Micro-entrepreneur, prime au juste prix
Puisque la prime ne se déduit pas au réel en micro, chaque euro compte double : comparons. Devis gratuit sous 24h ouvrées. Réduire ma prime
Le piège n° 1 : le patrimoine personnel exposé
Le micro-entrepreneur exerce en nom propre. Depuis 2022, le statut d’entrepreneur individuel sépare par défaut patrimoine professionnel et personnel — une protection réelle mais bornée, qui cède notamment en cas de faute de gestion ou d’engagements personnels. Surtout, elle ne vous protège pas du scénario assurantiel catastrophe : la nullité de contrat pour fausse déclaration. Si votre assurance est annulée après un accident corporel grave, le recours des organismes payeurs vous vise personnellement — et aucune structure juridique légère n’y fait écran durable. La conclusion s’impose d’elle-même : pour un indépendant, la solidité du contrat d’assurance est la première protection patrimoniale, avant toute optimisation de statut. Les scénarios de nullité sont détaillés dans assurance VTC obligatoire.
Le piège n° 2 : les trous de protection sociale
Le régime micro offre une couverture sociale minimale : indemnités journalières faibles, pas d’assurance chômage, retraite calculée sur un revenu abattu.

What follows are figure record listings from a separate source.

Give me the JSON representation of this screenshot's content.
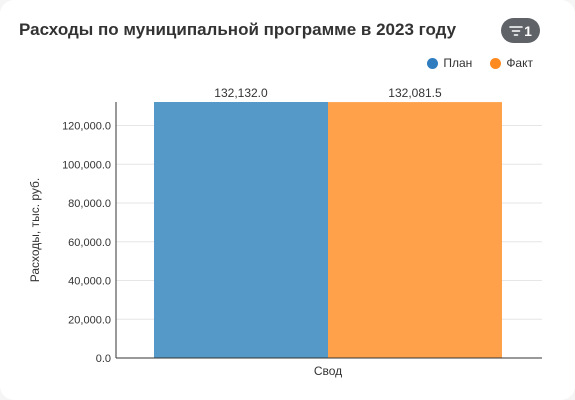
{
  "header": {
    "title": "Расходы по муниципальной программе в 2023 году",
    "filter_count": "1",
    "filter_icon": "filter-icon"
  },
  "colors": {
    "plan": "#5499c7",
    "fact": "#ffa04a",
    "plan_legend": "#2f7dbf",
    "fact_legend": "#ff8a1f"
  },
  "chart_data": {
    "type": "bar",
    "categories": [
      "Свод"
    ],
    "series": [
      {
        "name": "План",
        "values": [
          132132.0
        ],
        "label": "132,132.0"
      },
      {
        "name": "Факт",
        "values": [
          132081.5
        ],
        "label": "132,081.5"
      }
    ],
    "ylabel": "Расходы, тыс. руб.",
    "xlabel": "",
    "ylim": [
      0,
      132132
    ],
    "yticks": [
      0,
      20000,
      40000,
      60000,
      80000,
      100000,
      120000
    ],
    "ytick_labels": [
      "0.0",
      "20,000.0",
      "40,000.0",
      "60,000.0",
      "80,000.0",
      "100,000.0",
      "120,000.0"
    ],
    "grid": true,
    "legend": "top-right"
  }
}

Pour un chauffeur, cela signifie qu’un accident qui vous immobilise — même non responsable — peut couper le revenu bien plus longtemps que ne durent les réparations. Deux garanties assurantielles comblent une partie du trou : la garantie du conducteur, avec un vrai plafond, qui indemnise vos blessures et pertes de gains en accident responsable ; et la garantie perte de revenus, qui verse des indemnités journalières pendant l’immobilisation. Leurs conditions et leurs coûts sont détaillés dans perte de revenus VTC.

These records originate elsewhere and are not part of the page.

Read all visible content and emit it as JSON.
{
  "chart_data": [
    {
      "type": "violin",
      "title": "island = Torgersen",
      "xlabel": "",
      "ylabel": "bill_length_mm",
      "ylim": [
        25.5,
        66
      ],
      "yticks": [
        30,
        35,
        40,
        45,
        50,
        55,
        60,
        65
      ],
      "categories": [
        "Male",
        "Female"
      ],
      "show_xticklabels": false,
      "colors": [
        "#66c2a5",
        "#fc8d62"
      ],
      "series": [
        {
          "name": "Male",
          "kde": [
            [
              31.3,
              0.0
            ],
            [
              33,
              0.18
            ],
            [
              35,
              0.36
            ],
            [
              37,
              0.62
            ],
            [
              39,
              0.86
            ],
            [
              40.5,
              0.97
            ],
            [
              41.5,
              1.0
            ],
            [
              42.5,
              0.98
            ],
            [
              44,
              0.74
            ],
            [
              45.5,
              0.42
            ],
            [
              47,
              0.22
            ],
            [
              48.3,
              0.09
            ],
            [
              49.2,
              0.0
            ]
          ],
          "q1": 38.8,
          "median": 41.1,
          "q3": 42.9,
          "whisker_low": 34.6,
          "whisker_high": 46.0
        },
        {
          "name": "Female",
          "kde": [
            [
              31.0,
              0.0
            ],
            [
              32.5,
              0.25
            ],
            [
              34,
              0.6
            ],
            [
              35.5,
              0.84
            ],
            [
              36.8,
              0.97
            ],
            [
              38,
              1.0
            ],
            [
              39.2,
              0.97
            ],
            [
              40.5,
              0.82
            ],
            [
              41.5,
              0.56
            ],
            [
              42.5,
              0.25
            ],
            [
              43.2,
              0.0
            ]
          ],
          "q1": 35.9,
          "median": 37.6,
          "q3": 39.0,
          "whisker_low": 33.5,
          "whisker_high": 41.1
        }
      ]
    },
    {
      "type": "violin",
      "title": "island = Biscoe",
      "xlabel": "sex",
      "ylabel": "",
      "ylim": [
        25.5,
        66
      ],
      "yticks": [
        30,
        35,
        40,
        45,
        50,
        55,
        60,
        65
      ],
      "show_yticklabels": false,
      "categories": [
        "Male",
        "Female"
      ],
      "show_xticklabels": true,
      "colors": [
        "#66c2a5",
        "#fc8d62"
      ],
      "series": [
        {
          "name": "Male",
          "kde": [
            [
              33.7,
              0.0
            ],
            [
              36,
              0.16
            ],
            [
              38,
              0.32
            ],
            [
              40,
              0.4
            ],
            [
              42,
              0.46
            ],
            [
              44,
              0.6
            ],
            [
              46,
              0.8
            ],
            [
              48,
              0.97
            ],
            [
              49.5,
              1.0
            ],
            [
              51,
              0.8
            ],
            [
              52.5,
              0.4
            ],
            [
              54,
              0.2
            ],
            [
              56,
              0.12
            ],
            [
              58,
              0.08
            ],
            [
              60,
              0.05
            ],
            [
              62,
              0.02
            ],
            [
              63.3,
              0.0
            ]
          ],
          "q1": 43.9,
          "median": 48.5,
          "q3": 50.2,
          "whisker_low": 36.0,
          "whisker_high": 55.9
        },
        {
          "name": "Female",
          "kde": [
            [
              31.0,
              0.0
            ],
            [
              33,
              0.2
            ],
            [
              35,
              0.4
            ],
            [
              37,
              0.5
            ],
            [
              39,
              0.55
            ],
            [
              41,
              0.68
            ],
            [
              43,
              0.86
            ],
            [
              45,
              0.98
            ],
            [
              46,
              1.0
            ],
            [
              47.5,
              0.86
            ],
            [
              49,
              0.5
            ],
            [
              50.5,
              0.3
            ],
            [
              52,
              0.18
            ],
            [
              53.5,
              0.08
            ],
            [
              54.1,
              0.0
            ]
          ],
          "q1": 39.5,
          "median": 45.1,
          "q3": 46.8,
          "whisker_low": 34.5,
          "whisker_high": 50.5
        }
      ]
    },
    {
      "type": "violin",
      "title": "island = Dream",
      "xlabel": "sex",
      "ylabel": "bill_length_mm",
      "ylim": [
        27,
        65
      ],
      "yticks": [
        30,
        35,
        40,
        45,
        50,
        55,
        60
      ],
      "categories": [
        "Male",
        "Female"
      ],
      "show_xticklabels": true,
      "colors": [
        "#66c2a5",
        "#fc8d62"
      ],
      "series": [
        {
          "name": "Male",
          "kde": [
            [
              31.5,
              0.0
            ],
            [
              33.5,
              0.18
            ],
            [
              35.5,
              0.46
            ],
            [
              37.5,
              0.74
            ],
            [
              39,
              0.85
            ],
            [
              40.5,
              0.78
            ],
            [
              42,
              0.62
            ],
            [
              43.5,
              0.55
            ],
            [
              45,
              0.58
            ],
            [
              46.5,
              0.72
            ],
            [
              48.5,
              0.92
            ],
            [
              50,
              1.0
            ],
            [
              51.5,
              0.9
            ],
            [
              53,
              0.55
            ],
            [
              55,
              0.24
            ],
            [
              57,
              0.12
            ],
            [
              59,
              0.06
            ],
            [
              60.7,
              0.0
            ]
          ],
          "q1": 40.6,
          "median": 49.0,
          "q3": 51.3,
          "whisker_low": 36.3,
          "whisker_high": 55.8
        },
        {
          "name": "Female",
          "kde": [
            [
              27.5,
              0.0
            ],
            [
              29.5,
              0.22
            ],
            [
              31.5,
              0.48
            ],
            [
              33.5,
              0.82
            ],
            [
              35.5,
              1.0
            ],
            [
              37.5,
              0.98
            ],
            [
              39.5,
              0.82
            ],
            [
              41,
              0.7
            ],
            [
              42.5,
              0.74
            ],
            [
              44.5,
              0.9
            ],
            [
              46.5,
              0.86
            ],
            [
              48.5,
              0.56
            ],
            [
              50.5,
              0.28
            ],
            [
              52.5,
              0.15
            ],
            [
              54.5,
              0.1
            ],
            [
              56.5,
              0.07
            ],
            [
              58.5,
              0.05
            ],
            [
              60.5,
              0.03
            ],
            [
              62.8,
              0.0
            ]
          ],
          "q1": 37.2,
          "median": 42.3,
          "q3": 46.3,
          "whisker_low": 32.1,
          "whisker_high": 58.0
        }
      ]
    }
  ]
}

Bien déclarer son activité micro au devis
Trois informations structurent le dossier : votre SIREN et la date de début d’activité — l’ancienneté professionnelle rassure ; votre volume réel — temps plein ou complément d’activité, avec les formules adaptées au partiel décrites dans VTC à temps partiel ; et vos éventuelles activités annexes — la livraison notamment, fréquente chez les micro-entrepreneurs multi-casquettes, qui constitue un usage distinct à déclarer. Le déroulé complet du devis est dans devis en ligne.
Questions fréquentes
- Dois-je attendre mon SIREN pour demander un devis ?
Non — le devis se prépare en amont avec vos informations personnelles et le véhicule visé. Le SIREN sera nécessaire à la souscription, comme la carte professionnelle. Anticiper les deux démarches en parallèle fait gagner une à deux semaines au lancement.
- Passer en société plus tard obligera-t-il à refaire le contrat ?
Oui, par avenant ou nouveau contrat : le souscripteur change de forme juridique. Votre historique de conducteur — bonus, antécédents — vous suit intégralement ; la transition est administrative, pas tarifaire.
- La RC exploitation est-elle nécessaire en micro-entreprise ?
Elle n’est pas légalement obligatoire, mais elle couvre ce que la RC auto ignore — le bagage abîmé au chargement, la chute d’un client en montant. Quelques centaines d’euros par an, souvent bien investis ; le périmètre exact est dans obligations légales.